22 Jan The 3rd Annual Matthew Henson Scholarship
The Joy Trip Project is excited to announce the 3rd recipient of the Matthew Henson Scholarship. In partnership with Polar Explorers, an Illinois-based guiding company, we are pleased to award Carla-Paz Moran Sanchez free tuition to attend a five-day winter travel training course in the Boundary Waters Wilderness Area of Northern Minnesota. Carla-Paz will be joined by last year’s scholar awardee, Christine Meissner, to help guide and mentor her journey through the world of cold weather overland expeditions.
To honor the legacy of the innovator of Arctic exploration and winter adventure, Matthew Alexander Henson, this program aims to inspire people of color to embrace cold weather activities, and to build the necessary skill set to thrive (not just survive) during extreme low-temperature expeditions. In particular, the program focuses on emerging outdoor guides or people with current or future positions of leadership in the outdoor industry.
At the turn of the 20th century, Henson (1866-1955), a leading member of the 1909 Robert Peary Expedition, sponsored by the National Geographic Society, was the first person in history to stand on the North Pole. This remarkable accomplishment was ignored and even denied by many who refused to give credit to a Black American. To encourage a new generation of explorers to seek out and achieve uncommon endeavors of human fortitude and resilience, the Matthew Henson Scholarship provides the training and resources necessary for early-career guides and trip leaders.
“There’s no limit to the impact we can have by changing the landscape of the outdoor industry and inspiring a new generation of backcountry users to be as passionate as we all are about diversity and inclusion in the outdoors (and especially in cold weather recreation),” says Polar Explorers director Annie Aggens.

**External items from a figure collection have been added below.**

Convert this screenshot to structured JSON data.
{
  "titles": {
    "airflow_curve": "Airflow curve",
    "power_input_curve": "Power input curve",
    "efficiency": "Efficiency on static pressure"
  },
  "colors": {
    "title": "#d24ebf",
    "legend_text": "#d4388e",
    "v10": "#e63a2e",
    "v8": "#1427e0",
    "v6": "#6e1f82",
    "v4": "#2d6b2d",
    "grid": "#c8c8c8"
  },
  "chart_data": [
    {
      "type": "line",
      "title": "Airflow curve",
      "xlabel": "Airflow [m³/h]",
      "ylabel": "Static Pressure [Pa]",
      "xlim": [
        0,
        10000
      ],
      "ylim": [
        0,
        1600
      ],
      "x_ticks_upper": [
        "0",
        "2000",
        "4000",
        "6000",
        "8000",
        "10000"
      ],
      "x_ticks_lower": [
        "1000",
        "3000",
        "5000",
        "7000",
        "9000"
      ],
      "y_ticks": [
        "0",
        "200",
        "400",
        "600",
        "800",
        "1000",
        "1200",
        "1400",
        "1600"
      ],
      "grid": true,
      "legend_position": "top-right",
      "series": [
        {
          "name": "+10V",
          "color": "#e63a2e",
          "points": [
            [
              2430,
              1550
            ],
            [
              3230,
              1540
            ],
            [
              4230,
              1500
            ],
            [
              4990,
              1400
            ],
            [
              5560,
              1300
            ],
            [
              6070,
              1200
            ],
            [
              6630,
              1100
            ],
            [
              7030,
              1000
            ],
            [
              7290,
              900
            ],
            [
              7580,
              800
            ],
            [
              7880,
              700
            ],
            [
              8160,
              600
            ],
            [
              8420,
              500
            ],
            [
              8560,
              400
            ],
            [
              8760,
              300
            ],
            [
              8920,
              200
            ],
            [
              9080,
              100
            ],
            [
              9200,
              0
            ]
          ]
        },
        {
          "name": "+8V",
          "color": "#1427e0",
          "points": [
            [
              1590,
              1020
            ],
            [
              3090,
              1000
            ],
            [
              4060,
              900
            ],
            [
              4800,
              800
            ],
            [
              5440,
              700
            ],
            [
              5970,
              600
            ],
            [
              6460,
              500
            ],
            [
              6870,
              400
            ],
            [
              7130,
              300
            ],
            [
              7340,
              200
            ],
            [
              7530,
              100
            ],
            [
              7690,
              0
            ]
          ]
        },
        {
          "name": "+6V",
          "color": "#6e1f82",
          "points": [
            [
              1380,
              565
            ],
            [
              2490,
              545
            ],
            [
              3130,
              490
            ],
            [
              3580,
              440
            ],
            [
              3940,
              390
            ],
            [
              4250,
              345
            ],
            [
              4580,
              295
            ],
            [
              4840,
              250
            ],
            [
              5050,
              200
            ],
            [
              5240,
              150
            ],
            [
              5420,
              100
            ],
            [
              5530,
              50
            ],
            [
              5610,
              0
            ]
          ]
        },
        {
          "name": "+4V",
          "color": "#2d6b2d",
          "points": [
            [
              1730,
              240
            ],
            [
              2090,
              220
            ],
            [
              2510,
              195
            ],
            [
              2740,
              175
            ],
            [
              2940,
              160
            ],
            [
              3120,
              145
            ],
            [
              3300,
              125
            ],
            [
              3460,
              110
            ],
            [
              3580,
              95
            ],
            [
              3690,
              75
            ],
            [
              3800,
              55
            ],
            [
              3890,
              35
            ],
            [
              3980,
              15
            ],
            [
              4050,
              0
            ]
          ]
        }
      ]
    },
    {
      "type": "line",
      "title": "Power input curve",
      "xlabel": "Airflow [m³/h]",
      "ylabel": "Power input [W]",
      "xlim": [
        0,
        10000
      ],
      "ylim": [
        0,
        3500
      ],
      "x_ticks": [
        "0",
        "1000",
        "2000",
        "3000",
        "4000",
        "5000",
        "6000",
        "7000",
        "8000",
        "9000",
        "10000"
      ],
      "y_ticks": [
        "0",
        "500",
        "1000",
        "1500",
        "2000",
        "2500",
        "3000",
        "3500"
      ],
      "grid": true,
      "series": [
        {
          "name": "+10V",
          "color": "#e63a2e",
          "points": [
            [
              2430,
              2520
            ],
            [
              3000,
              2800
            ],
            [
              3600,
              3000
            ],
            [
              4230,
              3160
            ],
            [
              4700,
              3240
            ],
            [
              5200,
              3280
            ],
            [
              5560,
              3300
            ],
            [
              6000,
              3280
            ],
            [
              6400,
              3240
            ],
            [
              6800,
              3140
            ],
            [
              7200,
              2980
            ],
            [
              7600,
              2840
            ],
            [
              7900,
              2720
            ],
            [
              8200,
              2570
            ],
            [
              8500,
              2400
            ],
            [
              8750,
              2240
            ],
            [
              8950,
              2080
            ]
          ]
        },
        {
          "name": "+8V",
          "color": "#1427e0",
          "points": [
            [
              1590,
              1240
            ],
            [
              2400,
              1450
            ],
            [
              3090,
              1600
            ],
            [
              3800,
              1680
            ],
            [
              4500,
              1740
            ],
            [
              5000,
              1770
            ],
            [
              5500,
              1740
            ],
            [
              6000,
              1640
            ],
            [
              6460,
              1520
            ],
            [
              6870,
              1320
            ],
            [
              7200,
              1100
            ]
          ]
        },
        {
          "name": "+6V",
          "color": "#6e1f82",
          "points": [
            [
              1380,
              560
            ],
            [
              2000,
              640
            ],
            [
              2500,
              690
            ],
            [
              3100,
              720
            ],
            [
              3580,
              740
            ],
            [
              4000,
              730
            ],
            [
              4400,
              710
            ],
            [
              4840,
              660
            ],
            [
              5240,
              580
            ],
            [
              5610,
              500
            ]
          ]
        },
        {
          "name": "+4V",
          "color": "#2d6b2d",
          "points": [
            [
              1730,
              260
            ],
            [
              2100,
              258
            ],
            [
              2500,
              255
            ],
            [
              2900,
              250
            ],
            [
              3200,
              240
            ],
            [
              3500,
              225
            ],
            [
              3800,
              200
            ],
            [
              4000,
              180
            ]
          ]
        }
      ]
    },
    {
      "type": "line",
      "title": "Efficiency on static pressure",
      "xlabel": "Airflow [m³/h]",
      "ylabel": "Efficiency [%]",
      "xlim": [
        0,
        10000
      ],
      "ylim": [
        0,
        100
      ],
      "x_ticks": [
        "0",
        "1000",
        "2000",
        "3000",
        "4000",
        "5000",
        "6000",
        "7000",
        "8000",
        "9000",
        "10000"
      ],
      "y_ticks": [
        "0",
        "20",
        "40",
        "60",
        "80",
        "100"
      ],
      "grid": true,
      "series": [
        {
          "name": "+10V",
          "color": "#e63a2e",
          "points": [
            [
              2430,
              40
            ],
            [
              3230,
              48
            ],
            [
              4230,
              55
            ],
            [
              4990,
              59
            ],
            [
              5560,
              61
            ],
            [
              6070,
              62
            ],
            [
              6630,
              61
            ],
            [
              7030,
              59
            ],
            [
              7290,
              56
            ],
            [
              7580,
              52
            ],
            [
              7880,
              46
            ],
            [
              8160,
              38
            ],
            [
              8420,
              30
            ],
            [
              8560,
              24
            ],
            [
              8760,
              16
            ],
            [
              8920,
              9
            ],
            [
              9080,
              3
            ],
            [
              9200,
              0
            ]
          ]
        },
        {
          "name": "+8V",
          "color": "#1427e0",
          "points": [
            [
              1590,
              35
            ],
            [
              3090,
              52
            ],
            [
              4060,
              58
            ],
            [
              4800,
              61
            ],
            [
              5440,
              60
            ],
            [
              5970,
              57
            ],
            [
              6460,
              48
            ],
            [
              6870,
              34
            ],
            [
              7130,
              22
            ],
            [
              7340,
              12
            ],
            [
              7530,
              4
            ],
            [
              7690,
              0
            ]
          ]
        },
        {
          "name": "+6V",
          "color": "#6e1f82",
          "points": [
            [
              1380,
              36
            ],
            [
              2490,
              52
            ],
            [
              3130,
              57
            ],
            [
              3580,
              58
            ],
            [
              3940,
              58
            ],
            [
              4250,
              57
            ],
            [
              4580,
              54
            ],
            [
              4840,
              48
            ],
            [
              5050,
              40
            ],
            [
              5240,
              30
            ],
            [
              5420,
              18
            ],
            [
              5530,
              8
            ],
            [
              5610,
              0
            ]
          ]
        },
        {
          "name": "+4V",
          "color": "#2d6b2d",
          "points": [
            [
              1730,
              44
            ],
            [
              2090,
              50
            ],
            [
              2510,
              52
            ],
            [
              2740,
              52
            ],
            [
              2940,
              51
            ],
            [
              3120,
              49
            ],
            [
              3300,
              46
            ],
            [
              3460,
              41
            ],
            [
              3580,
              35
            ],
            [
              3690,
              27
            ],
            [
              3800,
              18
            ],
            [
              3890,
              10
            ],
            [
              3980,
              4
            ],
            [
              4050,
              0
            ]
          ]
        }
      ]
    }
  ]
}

This year’s scholarship recipient is already an accomplished adventure guide, and is based in Chile. Carla-Paz was born and raised near the ocean and has been exploring nature and exotic places from a young age. She has lived in six different countries and has visited others in pursuit of adventure. She enjoys solo traveling and has committed to personal expeditions – from backpacking through India (age 19), traveling along the Amazon River from start to finish (age 20) and backpacking throughout South America on several occasions. She also finds that bicycling is one of the best ways to travel. Carla-Paz has ridden her bike more than 1000km across northern Patagonia in 50 days and also cycled solo from Vancouver, Canada, to San Francisco, California, in 30 days.

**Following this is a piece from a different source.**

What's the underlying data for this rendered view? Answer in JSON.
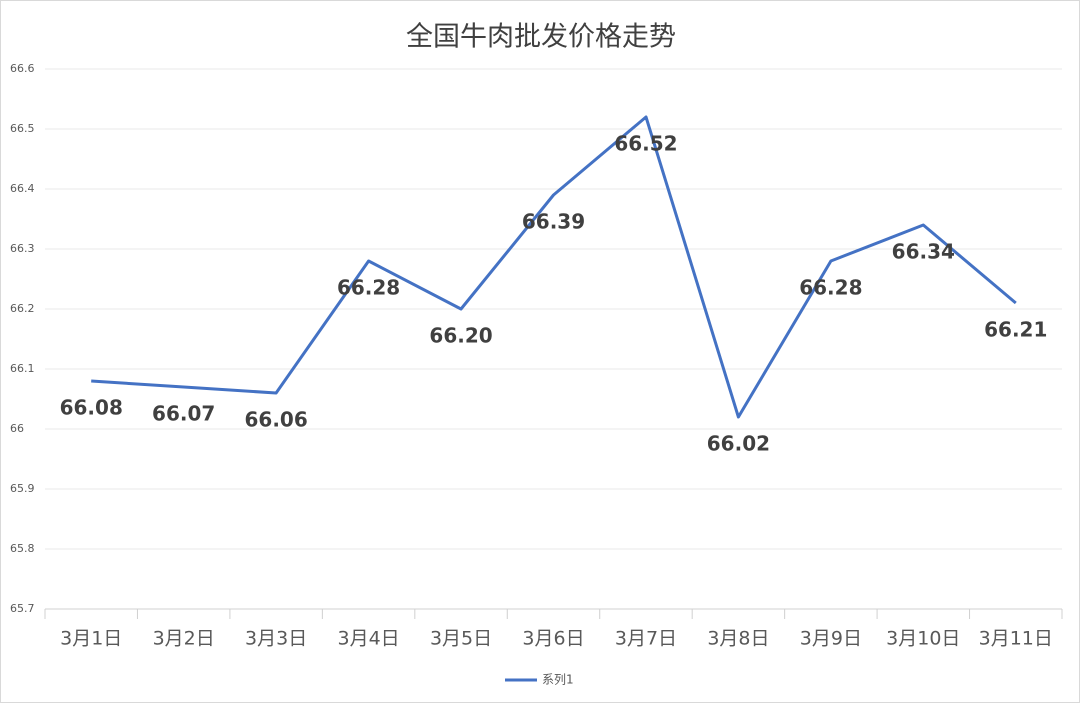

Working as a guide in Patagonia, and camps in Antarctica, has given her a love of remote and cold places. She thrives in rough environments with raw wilderness. She says it is in nature’s “uncomfortable comfort” where she feels most at home.
In her scholarship application, Carla-Paz described her desire to make outdoor experiences more accessible to people of color, who are seldom represented among the global community of professional guides and adventurers.

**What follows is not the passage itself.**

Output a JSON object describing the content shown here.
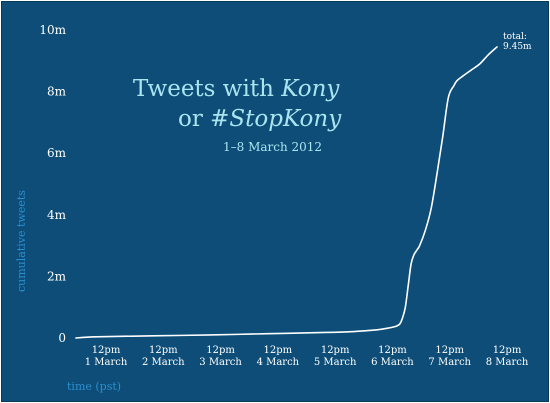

“As a POC and a woman from South America, with only my life experience to back my knowledge, it’s sometimes difficult to be taken seriously. Most of the time, the industry tends to underestimate my capacities and abilities due to their preconceived prejudices. More often than not, I have to prove my self-worth and abilities on the job by successfully exceeding their expectations,” she wrote. “I often found myself being the only POC, Latino-woman, in the settings I’m working, and even though the situation has improved in the last decade or so, diversity is still extremely elusive in the outdoor industry.”
In the spirit of what this scholarship aims to achieve, Carla-Paz said she looks forward to encouraging others like her to pursue careers in outdoor recreation as well.
“Having worked in the outdoor industry for more than a decade, I’ve made it a personal goal to inspire and bring nature to minorities, such as people of color, especially women of color, who are rarely seen guiding and even practicing activities outdoors,” she wrote. “I aim to be a part of the evolution of creating safe spaces in the mountains, rivers and nature for all people who historically have been marginalized, culturally and economically, from enjoying the great outdoors.”
The Matthew Henson Scholarship is part of the continuing mission of Polar Explorers and the Joy Trip Project to provide both training assistance and role models for aspiring outdoor professionals. As a two-year commitment, Carla-Paz will help mentor the next recipient of this award in 2025. In cooperation with several outdoor industry companies, we hope to create pathways toward worthwhile employment and career advancement opportunities. We are grateful to the many organizations that provide us with gear and clothing items to support the safety and comfort of our participants each year.